Le livre éclaire un point souvent mal interprété dans les représentations du travail d’artiste peintre. La commande étatique passe souvent par une demande de copies d’oeuvres plus anciennes, afin de meubler et de décorer les bâtiments publics. Ce marché de la commande est un enjeu économique crucial non seulement pour survivre dans le métier, mais aussi pour se former et développer son talent. Une « activité […] extrêmement honorable » (p. 322) qui fait l’objet de rivalités entre les artistes des deux sexes. Sofio montre de façon très vivante les conditions matérielles du travail des copistes et les relations hiérarchiques, symboliques ou non, entre ces peintres qui vont devoir jouer de diverses influences pour avoir accès aux oeuvres conservées dans les musées. La journée de travail est lourde et les conditions de vie très précaires. On voit ainsi Rosa Bonheur requérir l’autorisation paternelle pour aller faire une séance de copie toute la journée au Louvre, munie d’un morceau de pain et de quelque monnaie pour acheter un frugal repas à côté du musée. Cependant, c’est souvent au détour de la biographie d’un artiste masculin connu que la chercheuse a découvert une fille, une épouse, elle-même peintre.
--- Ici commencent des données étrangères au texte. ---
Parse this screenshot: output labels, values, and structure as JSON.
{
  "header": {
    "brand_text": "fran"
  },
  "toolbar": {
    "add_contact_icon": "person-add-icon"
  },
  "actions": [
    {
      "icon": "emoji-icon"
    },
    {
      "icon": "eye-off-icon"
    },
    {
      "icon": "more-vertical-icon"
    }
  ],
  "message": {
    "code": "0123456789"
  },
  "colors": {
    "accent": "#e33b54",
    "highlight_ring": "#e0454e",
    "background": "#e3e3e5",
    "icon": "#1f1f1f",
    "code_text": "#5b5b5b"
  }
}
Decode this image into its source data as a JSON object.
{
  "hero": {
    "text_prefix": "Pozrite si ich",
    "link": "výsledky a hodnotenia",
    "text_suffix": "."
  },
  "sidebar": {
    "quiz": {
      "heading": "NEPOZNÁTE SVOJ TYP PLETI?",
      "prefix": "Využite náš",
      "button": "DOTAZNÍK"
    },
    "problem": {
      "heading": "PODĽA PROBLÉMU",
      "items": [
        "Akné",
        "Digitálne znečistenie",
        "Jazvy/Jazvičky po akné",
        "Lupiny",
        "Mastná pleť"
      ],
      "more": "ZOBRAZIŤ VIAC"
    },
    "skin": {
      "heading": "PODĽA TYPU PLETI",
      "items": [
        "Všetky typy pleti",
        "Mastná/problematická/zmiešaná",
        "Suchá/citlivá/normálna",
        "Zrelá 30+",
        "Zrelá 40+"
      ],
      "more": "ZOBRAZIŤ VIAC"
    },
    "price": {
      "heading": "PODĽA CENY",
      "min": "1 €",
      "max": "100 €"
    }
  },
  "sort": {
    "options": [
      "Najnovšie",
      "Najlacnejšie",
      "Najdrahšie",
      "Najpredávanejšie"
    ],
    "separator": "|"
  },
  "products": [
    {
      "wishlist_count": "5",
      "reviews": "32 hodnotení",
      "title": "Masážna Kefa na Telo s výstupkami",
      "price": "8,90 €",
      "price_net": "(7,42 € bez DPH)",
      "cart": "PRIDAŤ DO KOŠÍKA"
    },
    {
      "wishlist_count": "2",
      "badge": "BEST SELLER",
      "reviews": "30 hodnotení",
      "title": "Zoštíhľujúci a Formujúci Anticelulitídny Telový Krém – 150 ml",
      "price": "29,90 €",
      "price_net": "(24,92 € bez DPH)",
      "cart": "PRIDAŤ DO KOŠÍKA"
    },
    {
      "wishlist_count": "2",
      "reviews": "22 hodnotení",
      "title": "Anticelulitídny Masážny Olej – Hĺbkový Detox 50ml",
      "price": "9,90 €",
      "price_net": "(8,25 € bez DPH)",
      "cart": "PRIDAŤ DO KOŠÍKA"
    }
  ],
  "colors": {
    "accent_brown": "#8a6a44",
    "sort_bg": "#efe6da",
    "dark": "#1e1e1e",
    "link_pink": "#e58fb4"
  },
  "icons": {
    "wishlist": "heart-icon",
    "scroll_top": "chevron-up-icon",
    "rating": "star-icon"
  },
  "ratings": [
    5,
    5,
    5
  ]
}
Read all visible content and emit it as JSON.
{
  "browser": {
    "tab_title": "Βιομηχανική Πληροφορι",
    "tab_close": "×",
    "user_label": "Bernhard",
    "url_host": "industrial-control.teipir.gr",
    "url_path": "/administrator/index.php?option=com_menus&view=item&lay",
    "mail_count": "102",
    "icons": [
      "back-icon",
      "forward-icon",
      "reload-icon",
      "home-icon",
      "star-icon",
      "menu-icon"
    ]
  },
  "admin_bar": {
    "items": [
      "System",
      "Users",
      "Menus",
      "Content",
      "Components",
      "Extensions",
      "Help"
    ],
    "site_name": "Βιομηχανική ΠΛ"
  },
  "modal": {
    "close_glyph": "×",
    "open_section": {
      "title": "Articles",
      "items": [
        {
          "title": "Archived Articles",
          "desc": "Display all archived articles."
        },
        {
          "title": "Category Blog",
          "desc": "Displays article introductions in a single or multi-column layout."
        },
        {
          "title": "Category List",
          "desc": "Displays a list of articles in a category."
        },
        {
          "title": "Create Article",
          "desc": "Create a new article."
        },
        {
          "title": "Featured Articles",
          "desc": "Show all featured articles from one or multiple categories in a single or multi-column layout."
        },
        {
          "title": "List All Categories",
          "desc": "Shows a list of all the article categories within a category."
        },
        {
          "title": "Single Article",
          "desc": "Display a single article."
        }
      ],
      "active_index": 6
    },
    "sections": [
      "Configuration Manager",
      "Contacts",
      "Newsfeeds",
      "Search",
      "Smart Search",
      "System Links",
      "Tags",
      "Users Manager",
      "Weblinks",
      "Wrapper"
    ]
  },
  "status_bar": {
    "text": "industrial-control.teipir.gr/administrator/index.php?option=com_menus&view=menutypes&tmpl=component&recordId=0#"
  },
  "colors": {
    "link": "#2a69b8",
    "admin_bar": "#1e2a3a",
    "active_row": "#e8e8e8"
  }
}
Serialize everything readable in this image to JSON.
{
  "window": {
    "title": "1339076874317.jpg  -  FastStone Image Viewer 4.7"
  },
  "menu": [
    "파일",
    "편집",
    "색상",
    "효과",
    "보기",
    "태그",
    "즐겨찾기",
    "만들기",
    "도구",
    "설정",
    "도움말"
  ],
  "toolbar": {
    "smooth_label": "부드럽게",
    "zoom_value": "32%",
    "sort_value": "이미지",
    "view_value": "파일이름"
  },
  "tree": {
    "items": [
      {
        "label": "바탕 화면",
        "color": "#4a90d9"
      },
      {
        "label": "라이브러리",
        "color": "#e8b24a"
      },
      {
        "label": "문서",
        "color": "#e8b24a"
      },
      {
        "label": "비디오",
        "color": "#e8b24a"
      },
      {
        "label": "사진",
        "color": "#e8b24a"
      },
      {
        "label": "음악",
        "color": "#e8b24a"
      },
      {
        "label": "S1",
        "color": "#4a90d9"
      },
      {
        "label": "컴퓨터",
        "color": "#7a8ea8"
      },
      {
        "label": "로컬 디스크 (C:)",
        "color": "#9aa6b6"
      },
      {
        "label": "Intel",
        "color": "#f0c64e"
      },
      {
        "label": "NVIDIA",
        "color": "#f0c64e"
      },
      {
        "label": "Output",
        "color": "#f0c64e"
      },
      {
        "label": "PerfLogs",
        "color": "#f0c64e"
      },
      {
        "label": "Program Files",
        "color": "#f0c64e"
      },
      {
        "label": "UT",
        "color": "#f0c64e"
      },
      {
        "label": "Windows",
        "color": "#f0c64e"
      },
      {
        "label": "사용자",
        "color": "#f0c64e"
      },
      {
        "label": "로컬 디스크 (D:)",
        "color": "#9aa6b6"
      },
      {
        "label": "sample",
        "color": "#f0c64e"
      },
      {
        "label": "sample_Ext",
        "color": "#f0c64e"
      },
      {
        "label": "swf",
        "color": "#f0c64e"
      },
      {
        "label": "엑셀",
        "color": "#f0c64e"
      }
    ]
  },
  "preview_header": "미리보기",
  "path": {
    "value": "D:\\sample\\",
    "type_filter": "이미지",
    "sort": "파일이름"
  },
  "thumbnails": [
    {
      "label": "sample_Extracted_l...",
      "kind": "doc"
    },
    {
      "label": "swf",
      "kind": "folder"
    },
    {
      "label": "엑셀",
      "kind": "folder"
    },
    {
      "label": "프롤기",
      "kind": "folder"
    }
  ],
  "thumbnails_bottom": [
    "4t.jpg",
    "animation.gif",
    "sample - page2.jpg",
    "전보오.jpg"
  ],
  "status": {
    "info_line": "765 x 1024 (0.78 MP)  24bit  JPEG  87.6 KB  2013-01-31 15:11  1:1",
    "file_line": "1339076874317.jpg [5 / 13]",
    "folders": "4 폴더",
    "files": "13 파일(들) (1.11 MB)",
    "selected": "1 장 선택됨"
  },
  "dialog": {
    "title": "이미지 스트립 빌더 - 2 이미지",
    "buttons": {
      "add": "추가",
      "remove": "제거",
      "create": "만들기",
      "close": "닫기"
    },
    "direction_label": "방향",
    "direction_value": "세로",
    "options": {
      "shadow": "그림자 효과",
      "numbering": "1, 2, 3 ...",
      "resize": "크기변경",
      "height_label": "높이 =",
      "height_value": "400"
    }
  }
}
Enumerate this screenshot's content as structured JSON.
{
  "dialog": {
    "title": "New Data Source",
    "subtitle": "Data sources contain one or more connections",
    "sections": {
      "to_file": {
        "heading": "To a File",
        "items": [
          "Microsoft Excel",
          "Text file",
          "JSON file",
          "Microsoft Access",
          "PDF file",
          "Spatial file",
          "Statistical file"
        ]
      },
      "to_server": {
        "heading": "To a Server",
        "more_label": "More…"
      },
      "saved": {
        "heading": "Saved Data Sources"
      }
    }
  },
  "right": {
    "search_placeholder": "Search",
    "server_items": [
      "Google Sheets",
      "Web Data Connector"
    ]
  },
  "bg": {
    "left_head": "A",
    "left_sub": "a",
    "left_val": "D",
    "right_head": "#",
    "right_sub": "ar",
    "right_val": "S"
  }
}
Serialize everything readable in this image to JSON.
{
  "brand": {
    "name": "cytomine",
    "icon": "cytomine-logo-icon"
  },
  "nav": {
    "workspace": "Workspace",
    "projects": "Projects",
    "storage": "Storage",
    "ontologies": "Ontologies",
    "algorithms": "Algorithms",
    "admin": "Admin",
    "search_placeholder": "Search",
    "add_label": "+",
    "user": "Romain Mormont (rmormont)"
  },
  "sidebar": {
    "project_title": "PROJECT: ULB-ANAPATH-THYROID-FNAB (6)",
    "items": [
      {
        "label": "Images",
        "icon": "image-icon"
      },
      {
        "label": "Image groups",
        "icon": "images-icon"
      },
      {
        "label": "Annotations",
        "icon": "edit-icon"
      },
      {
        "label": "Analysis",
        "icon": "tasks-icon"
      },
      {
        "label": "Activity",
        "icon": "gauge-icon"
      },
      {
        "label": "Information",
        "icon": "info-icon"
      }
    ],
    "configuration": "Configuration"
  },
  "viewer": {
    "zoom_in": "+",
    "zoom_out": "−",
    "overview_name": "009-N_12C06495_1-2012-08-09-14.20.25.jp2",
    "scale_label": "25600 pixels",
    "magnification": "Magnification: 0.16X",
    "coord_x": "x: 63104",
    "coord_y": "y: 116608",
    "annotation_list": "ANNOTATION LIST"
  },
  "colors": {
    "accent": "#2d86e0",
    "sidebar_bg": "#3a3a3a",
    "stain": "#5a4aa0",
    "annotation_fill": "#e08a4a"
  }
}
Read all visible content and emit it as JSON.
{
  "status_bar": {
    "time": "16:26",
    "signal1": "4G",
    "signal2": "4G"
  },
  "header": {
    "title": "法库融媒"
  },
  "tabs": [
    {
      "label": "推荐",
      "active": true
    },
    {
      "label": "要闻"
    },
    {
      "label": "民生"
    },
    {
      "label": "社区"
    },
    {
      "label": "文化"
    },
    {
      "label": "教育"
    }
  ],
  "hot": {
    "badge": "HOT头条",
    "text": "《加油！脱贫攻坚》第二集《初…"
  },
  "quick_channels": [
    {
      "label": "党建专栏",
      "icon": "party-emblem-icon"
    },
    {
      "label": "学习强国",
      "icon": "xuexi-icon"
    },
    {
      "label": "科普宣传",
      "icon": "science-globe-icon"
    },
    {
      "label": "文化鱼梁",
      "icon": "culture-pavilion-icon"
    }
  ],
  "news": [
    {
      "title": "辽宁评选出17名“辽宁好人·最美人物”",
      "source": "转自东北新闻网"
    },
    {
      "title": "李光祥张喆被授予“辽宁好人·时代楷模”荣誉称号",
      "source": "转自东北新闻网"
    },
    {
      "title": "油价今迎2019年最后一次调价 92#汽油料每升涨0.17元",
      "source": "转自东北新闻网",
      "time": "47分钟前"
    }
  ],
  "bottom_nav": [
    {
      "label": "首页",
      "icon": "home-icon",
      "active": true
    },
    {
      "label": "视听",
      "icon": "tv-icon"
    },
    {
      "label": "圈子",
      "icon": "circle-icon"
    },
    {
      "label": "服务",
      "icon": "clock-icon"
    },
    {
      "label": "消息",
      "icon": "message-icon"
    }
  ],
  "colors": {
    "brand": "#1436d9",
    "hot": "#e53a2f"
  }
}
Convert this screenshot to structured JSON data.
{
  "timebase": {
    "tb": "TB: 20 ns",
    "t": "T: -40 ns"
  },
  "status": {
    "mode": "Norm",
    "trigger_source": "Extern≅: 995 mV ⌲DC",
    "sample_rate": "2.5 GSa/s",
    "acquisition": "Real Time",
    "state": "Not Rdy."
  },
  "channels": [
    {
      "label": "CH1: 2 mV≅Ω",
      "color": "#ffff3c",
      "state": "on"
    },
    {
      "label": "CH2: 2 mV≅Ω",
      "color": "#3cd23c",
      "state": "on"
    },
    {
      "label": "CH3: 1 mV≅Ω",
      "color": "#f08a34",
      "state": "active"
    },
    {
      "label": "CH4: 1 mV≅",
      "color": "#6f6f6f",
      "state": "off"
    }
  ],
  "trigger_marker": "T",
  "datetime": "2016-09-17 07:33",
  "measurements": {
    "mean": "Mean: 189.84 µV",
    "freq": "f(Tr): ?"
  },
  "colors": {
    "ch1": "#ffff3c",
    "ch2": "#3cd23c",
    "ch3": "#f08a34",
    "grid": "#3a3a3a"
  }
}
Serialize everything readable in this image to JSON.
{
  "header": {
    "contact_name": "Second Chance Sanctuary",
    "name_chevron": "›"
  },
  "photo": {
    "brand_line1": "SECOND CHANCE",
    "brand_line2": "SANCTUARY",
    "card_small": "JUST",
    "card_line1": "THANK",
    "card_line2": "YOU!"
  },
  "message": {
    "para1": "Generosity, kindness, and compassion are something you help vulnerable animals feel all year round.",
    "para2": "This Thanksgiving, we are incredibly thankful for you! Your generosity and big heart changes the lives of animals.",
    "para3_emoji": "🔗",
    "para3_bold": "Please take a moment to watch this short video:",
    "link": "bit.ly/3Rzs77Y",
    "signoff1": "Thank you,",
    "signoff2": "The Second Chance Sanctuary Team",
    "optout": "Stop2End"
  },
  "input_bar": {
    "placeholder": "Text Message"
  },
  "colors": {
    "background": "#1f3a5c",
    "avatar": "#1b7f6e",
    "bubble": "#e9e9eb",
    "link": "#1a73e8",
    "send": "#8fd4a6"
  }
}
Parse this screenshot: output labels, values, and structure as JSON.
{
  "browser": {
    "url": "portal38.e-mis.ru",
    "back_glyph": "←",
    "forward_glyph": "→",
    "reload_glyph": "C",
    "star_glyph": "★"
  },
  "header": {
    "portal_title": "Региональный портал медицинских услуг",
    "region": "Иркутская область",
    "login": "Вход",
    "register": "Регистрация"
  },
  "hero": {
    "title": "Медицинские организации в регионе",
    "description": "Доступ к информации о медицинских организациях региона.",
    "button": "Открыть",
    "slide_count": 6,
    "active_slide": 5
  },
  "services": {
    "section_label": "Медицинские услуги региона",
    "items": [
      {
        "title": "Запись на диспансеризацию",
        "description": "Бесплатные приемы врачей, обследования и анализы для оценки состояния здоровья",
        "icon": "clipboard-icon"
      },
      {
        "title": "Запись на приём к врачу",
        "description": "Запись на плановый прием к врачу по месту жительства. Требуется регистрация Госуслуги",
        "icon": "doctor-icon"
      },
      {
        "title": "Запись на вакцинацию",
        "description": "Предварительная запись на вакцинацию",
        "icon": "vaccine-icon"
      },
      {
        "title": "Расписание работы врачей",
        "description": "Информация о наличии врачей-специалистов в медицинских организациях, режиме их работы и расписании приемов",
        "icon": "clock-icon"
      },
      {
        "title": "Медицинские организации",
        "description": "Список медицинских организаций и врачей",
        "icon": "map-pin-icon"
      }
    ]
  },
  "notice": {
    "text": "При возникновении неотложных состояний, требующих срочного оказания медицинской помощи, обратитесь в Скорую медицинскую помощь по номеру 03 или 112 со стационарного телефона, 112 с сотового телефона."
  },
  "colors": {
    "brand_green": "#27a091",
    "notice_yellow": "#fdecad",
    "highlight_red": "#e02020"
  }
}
Et, plus généralement, c’est en ayant pris d’emblée le parti d’étudier la place respective des hommes et des femmes dans ce monde des beaux-arts que Sofio a pu restituer l’« espace des possibles » (p. 14) dans lequel la parenthèse enchantée s’est ouverte puis refermée. Elle réussit ainsi son pari de « sortir l’art de sa gangue de mythes et d’éviter de le percevoir au miroir déformant du génie et de l’exceptionnalité » (ibid.). Le livre permet aussi de comprendre, à partir de l’exemple d’une période historique et d’un dispositif institutionnel, que l’oeuvre d’art est conditionnée par les ressources et les opportunités qui dessinent le contexte de sa production.

Ce livre restitue une enquête passionnante. D’une part, parce qu’elle est un exemple d’analyse dynamique des rapports sociaux de sexe que l’on pourrait tout à fait utiliser en en transposant la démarche dans un autre domaine professionnel. D’autre part, parce qu’elle donne à voir les combats que mènent les femmes artistes pour se faire une place dans un monde qui ne fait jamais que leur entrouvrir une porte. L’enchantement se révèle de courte durée, et, à dire vrai, semblable à une tolérance plus accidentelle que réellement admise. Il sonne comme un rappel que, pour les femmes, un acquis est toujours réversible et que les structures sociales, notamment les institutions, sont les moyens par lesquels les hommes luttent très concrètement pour préserver leurs intérêts.